Humbert considers himself “an exceptionally handsome male” who is capable of wooing any woman he chooses. In fact, he has long made a habit of ignoring most adult women to prevent them from “toppling, bloodripe, into [his] cold lap.” He could have a really impressive woman, but he settles on a stupid and uninteresting girl named Valeria.

Humbert chooses Valeria largely because she dresses and acts like a child. She does not do this for his benefit; it is “just her style.” She is not a child at all, but a fully grown woman in her late twenties who “mislaid her virginity” several years before meeting him. Being married to her is fun on their wedding night, when he has her dress up in an old nightshirt he has stolen from an orphanage. As time passes, he finds that she is a convenient vent for his sexual attraction to a nymphet who lives across the street.
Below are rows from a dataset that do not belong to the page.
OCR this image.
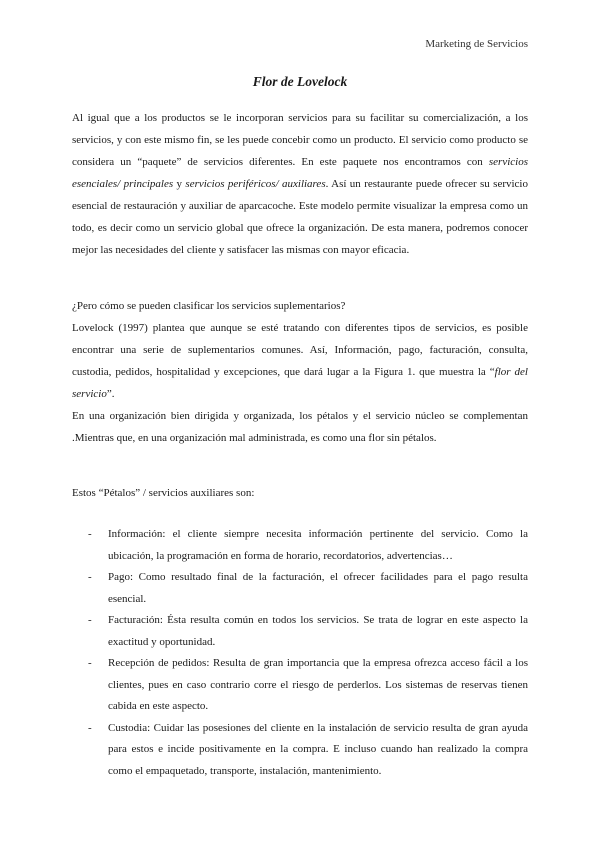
Marketing de Servicios
Flor de Lovelock

Al igual que a los productos se le incorporan servicios para su facilitar su comercialización, a los servicios, y con este mismo fin, se les puede concebir como un producto. El servicio como producto se considera un “paquete” de servicios diferentes. En este paquete nos encontramos con servicios esenciales/ principales y servicios periféricos/ auxiliares. Así un restaurante puede ofrecer su servicio esencial de restauración y auxiliar de aparcacoche. Este modelo permite visualizar la empresa como un todo, es decir como un servicio global que ofrece la organización. De esta manera, podremos conocer mejor las necesidades del cliente y satisfacer las mismas con mayor eficacia.

¿Pero cómo se pueden clasificar los servicios suplementarios?

Lovelock (1997) plantea que aunque se esté tratando con diferentes tipos de servicios, es posible encontrar una serie de suplementarios comunes. Así, Información, pago, facturación, consulta, custodia, pedidos, hospitalidad y excepciones, que dará lugar a la Figura 1. que muestra la “flor del servicio”.

En una organización bien dirigida y organizada, los pétalos y el servicio núcleo se complementan .Mientras que, en una organización mal administrada, es como una flor sin pétalos.

Estos “Pétalos” / servicios auxiliares son:

- Información: el cliente siempre necesita información pertinente del servicio. Como la ubicación, la programación en forma de horario, recordatorios, advertencias…
- Pago: Como resultado final de la facturación, el ofrecer facilidades para el pago resulta esencial.
- Facturación: Ésta resulta común en todos los servicios. Se trata de lograr en este aspecto la exactitud y oportunidad.
- Recepción de pedidos: Resulta de gran importancia que la empresa ofrezca acceso fácil a los clientes, pues en caso contrario corre el riesgo de perderlos. Los sistemas de reservas tienen cabida en este aspecto.
- Custodia: Cuidar las posesiones del cliente en la instalación de servicio resulta de gran ayuda para estos e incide positivamente en la compra. E incluso cuando han realizado la compra como el empaquetado, transporte, instalación, mantenimiento.
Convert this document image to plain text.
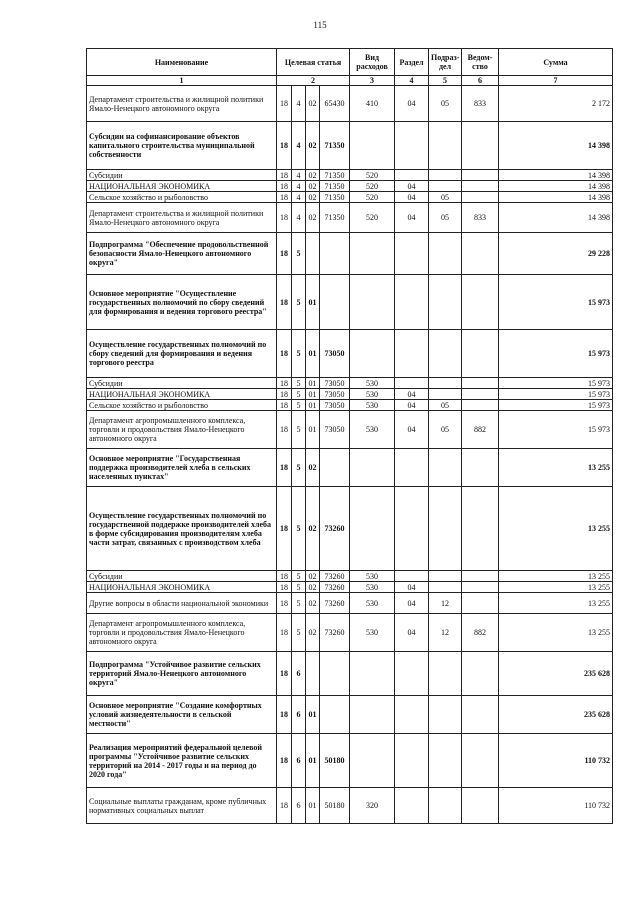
115
Наименование	Целевая статья				Вид расходов	Раздел	Подраз-дел	Ведом-ство	Сумма
1	2				3	4	5	6	7
Департамент строительства и жилищной политики Ямало-Ненецкого автономного округа	18	4	02	65430	410	04	05	833	2 172
Субсидии на софинансирование объектов капитального строительства муниципальной собственности	18	4	02	71350					14 398
Субсидии	18	4	02	71350	520				14 398
НАЦИОНАЛЬНАЯ ЭКОНОМИКА	18	4	02	71350	520	04			14 398
Сельское хозяйство и рыболовство	18	4	02	71350	520	04	05		14 398
Департамент строительства и жилищной политики Ямало-Ненецкого автономного округа	18	4	02	71350	520	04	05	833	14 398
Подпрограмма "Обеспечение продовольственной безопасности Ямало-Ненецкого автономного округа"	18	5							29 228
Основное мероприятие "Осуществление государственных полномочий по сбору сведений для формирования и ведения торгового реестра"	18	5	01						15 973
Осуществление государственных полномочий по сбору сведений для формирования и ведения торгового реестра	18	5	01	73050					15 973
Субсидии	18	5	01	73050	530				15 973
НАЦИОНАЛЬНАЯ ЭКОНОМИКА	18	5	01	73050	530	04			15 973
Сельское хозяйство и рыболовство	18	5	01	73050	530	04	05		15 973
Департамент агропромышленного комплекса, торговли и продовольствия Ямало-Ненецкого автономного округа	18	5	01	73050	530	04	05	882	15 973
Основное мероприятие "Государственная поддержка производителей хлеба в сельских населенных пунктах"	18	5	02						13 255
Осуществление государственных полномочий по государственной поддержке производителей хлеба в форме субсидирования производителям хлеба части затрат, связанных с производством хлеба	18	5	02	73260					13 255
Субсидии	18	5	02	73260	530				13 255
НАЦИОНАЛЬНАЯ ЭКОНОМИКА	18	5	02	73260	530	04			13 255
Другие вопросы в области национальной экономики	18	5	02	73260	530	04	12		13 255
Департамент агропромышленного комплекса, торговли и продовольствия Ямало-Ненецкого автономного округа	18	5	02	73260	530	04	12	882	13 255
Подпрограмма "Устойчивое развитие сельских территорий Ямало-Ненецкого автономного округа"	18	6							235 628
Основное мероприятие "Создание комфортных условий жизнедеятельности в сельской местности"	18	6	01						235 628
Реализация мероприятий федеральной целевой программы "Устойчивое развитие сельских территорий на 2014 - 2017 годы и на период до 2020 года"	18	6	01	50180					110 732
Социальные выплаты гражданам, кроме публичных нормативных социальных выплат	18	6	01	50180	320				110 732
However, the marriage is not successful. Valeria grows fat and sad, and Humbert becomes increasingly discontented with her round womanliness.
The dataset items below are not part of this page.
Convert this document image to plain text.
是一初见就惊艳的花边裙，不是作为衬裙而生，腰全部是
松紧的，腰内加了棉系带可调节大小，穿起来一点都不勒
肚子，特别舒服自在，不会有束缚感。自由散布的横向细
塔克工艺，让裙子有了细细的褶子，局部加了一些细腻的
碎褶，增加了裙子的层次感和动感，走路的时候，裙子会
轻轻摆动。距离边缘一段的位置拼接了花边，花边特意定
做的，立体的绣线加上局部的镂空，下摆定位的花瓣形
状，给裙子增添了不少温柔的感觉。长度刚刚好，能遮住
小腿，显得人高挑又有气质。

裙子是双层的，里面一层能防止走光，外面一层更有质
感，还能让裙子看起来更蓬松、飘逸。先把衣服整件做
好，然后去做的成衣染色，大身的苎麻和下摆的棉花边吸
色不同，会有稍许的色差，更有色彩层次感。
One day, when Humbert has been married for four years, he suddenly receives a decent inheritance from an American uncle. He will receive it only if he moves to the United States, so he informs Valeria that they will soon be emigrating. For some reason she seems unhappy about this.

Soon Valeria informs Humbert that she is having an affair. His long years of suppressed sexual desires have taught him “superhuman self-control,” so he is just barely able to refrain from beating her senseless in the street. He hails a taxi that has been rolling along nearby, and moments later, she admits that the driver is her paramour. The three of them go to a restaurant to discuss a divorce.

Although Humbert has no particular affection for Valeria, the episode clearly wounds his pride. He considers murder but decides that Valeria is not worth the trouble. He resolves merely to hurt her badly the next time he is alone with her, but he never gets the chance. The paramour drives them to his apartment and then helps Valeria pack and leave. Valeria later moves to California, participates in a bizarre psychological study, and ultimately dies in childbirth.

At this point, Humbert pauses in his story to reflect on the inadequate library offerings in the prison where he is writing his memoir. He lists titles of the few volumes he can find, one of which is the 1946 edition of Who’s Who in the Limelight. He writes out, word for word, most of a page from this book. It has an entry on an actress called Dolores Quine, who shares the same first name as Lolita. It also includes an entry on a playwright named Clare Quilty, the author of Little Nymph and other esteemed plays for children. Humbert makes wordplays and rhymes with these names. One of his rhymes is “Guilty of killing Quilty.”